No plano conativo (plano do querer ou da vontade) passamos a lidar com um componente que é ativado muito mais pelas emoções (nosso lado afetivo) do que pelas cognições. Fosse o ser humano um ser puramente racional, não afetado pelas "paixões" de que trata Hume, bastaria saber que um curso de ação é moralmente certo para que ele desejasse realizá-lo, e bastaria saber que um curso de ação é moralmente errado para que ele desejasse evitá-lo. O ser humano, porém, não é puramente racional. Por isso, depois de estar convencido, no plano cognitivo, de que um curso de ação é moralmente correto, ele precisa, de certo modo, ser capaz de regimentar suas emoções para que venha a desejar realizá-lo.
Como se faz isso? Através da educação das emoções, da aquisição de competência emocional, que é alcançada, primeiro, através da criação de condições para que aflorem as emoções corretas, e, segundo, através do desenvolvimento da capacidade de controlar as emoções indesejáveis pela razão (o "Centro Executivo" do cérebro de que trata Daniel Goleman). Na educação das emoções a convivência interpessoal adequada, em comunidades que estimulam o desenvolvimento das emoções corretas e nos ajudam a controlar as indesejáveis, é essencial. O papel dos exemplos aqui é fundamental. Também extremamente importante, porém, é a vivência "virtual", através da literatura, do cinema, das artes em geral. A papel dos heróis ou "ídolos" aqui é também fundamental.
Muitas vezes é possível saber, no plano cognitivo, qual é o curso de ação que é moralmente certo, mas não desejar realizá-lo, ou saber, no plano cognitivo, que um curso de ação é moralmente errado, mas ainda assim, não tendo controle sobre a vontade, desejar realizá-lo. Os gregos também tinham uma palavra para isso: "akrasia", ou ausência de poder ou controle sobre a vontade.
No plano ativo (plano do fazer ou da ação) é que as coisas às vezes se complicam. Já São Paulo dizia: "o bem que eu quero, este eu não faço, e o mal que eu não quero, este faço". O problema de São Paulo não era nem no plano cognitivo nem no conativo: ele queria fazer o bem e evitar o mal – mas, a julgar pela sua confissão, não conseguia. O fumante sabe que o fumo faz mal à saúde, quer parar de fumar, mas não consegue. O viciado em drogas sabe que as drogas o vão destruir, quer evitá-las, mas não consegue. Como é que a educação moral pode atuar neste plano?
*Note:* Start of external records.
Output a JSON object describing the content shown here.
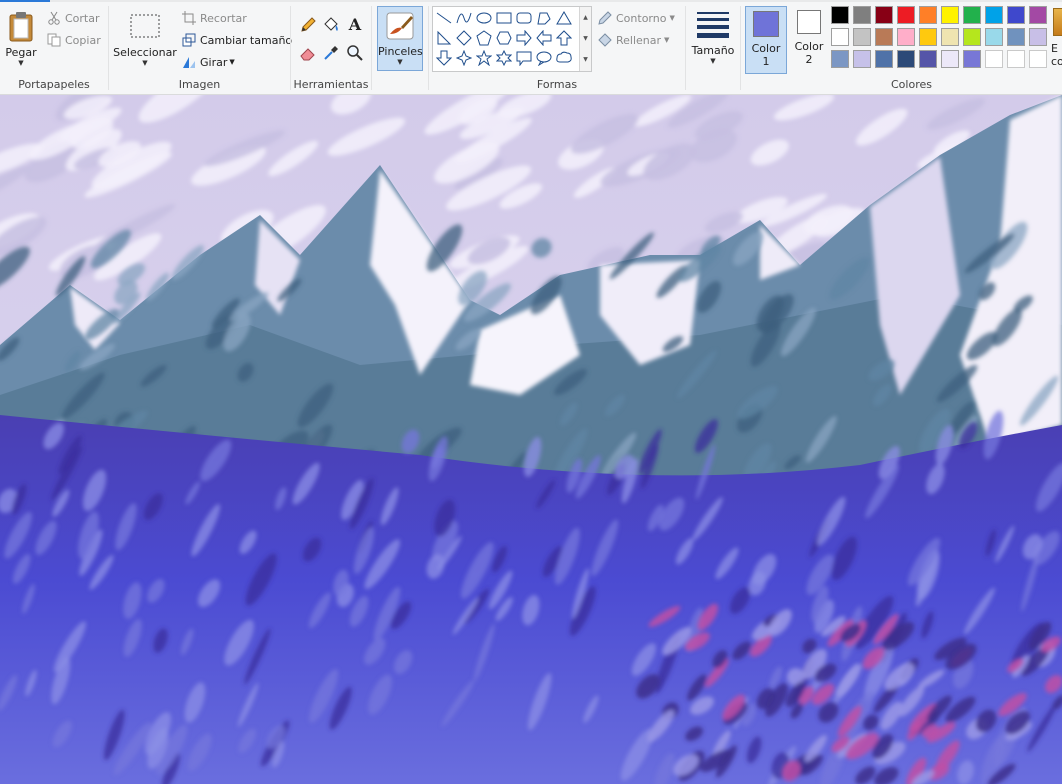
{
  "ribbon": {
    "clipboard": {
      "paste": "Pegar",
      "cut": "Cortar",
      "copy": "Copiar",
      "label": "Portapapeles"
    },
    "image": {
      "select": "Seleccionar",
      "crop": "Recortar",
      "resize": "Cambiar tamaño",
      "rotate": "Girar",
      "label": "Imagen"
    },
    "tools": {
      "label": "Herramientas",
      "text_icon": "A"
    },
    "brushes": {
      "label": "Pinceles"
    },
    "shapes": {
      "outline": "Contorno",
      "fill": "Rellenar",
      "label": "Formas"
    },
    "size": {
      "label": "Tamaño"
    },
    "colors": {
      "color1_line1": "Color",
      "color1_line2": "1",
      "color2_line1": "Color",
      "color2_line2": "2",
      "label": "Colores",
      "edit_line1": "E",
      "edit_line2": "co",
      "color1_value": "#6f73d8",
      "color2_value": "#ffffff",
      "palette": [
        "#000000",
        "#7f7f7f",
        "#880015",
        "#ed1c24",
        "#ff7f27",
        "#fff200",
        "#22b14c",
        "#00a2e8",
        "#3f48cc",
        "#a349a4",
        "#ffffff",
        "#c3c3c3",
        "#b97a57",
        "#ffaec9",
        "#ffc90e",
        "#efe4b0",
        "#b5e61d",
        "#99d9ea",
        "#7092be",
        "#c8bfe7",
        "#7c97c4",
        "#c6c1e9",
        "#4f72a8",
        "#2c4a78",
        "#5555a8",
        "#ece8f8",
        "#7877d6",
        "",
        "",
        ""
      ]
    }
  },
  "canvas": {
    "subject": "painted-mountain-landscape",
    "colors": {
      "sky": "#d6cfe8",
      "snow": "#f3f0fb",
      "rock": "#5f86a4",
      "rock_dark": "#3e5f7d",
      "field": "#4b46c8",
      "field_light": "#7677dc",
      "flowers": "#c04fa6"
    }
  }
}
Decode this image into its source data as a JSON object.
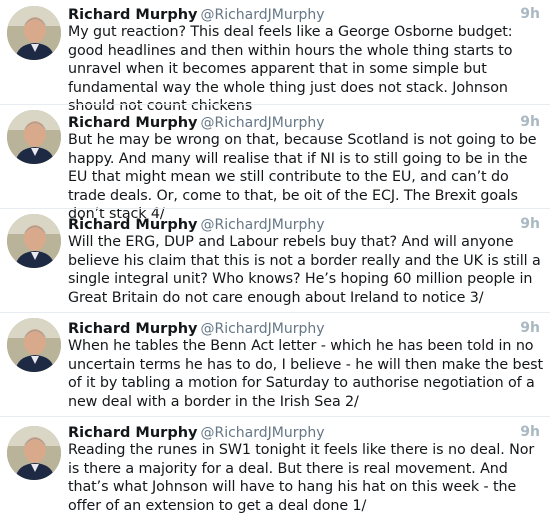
{
  "tweets": [
    {
      "name": "Richard Murphy",
      "handle": "@RichardJMurphy",
      "time": "9h",
      "text": "My gut reaction? This deal feels like a George Osborne budget: good headlines and then within hours the whole thing starts to unravel when it becomes apparent that in some simple but fundamental way the whole thing just does not stack. Johnson should not count chickens"
    },
    {
      "name": "Richard Murphy",
      "handle": "@RichardJMurphy",
      "time": "9h",
      "text": "But he may be wrong on that, because Scotland is not going to be happy. And many will realise that if NI is to still going to be in the EU that might mean we still contribute to the EU, and can’t do trade deals. Or, come to that, be oit of the ECJ. The Brexit goals don’t stack 4/"
    },
    {
      "name": "Richard Murphy",
      "handle": "@RichardJMurphy",
      "time": "9h",
      "text": "Will the ERG, DUP and Labour rebels buy that? And will anyone believe his claim that this is not a border really and the UK is still a single integral unit? Who knows? He’s hoping 60 million people in Great Britain do not care enough about Ireland to notice 3/"
    },
    {
      "name": "Richard Murphy",
      "handle": "@RichardJMurphy",
      "time": "9h",
      "text": "When he tables the Benn Act letter - which he has been told in no uncertain terms he has to do, I believe - he will then make the best of it by tabling a motion for Saturday to authorise negotiation of a new deal with a border in the Irish Sea 2/"
    },
    {
      "name": "Richard Murphy",
      "handle": "@RichardJMurphy",
      "time": "9h",
      "text": "Reading the runes in SW1 tonight it feels like there is no deal. Nor is there a majority for a deal. But there is real movement. And that’s what Johnson will have to hang his hat on this week - the offer of an extension to get a deal done 1/"
    }
  ]
}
Uma vez mais, aqui, o papel da convivência é essencial. Sem comunidades de suporte que nos ajudem nesses momentos difíceis por que todos passamos, em que é preciso alcançar uma força de vontade tal que às vezes parece estar acima de nossas capacidades, às vezes é impossível agir da forma moralmente correta. Não é outra a função de comunidades como "alcoólatras anônimos", "vigilantes do peso", etc. A família, os amigos, a comunidade (incluindo a igreja, se for mais "apoiativa" do que "condenativa") são também essenciais aqui.
Como se pode ver, educação moral é algo complexo. A escola, enquanto instituição, pode contribuir bastante para ela – muito mais do que hoje o faz. Mas nem de longe pode se desincumbir dela sozinha. E vimos, no decorrer dessa breve exposição, o papel que a "competência emocional" exerce no processo.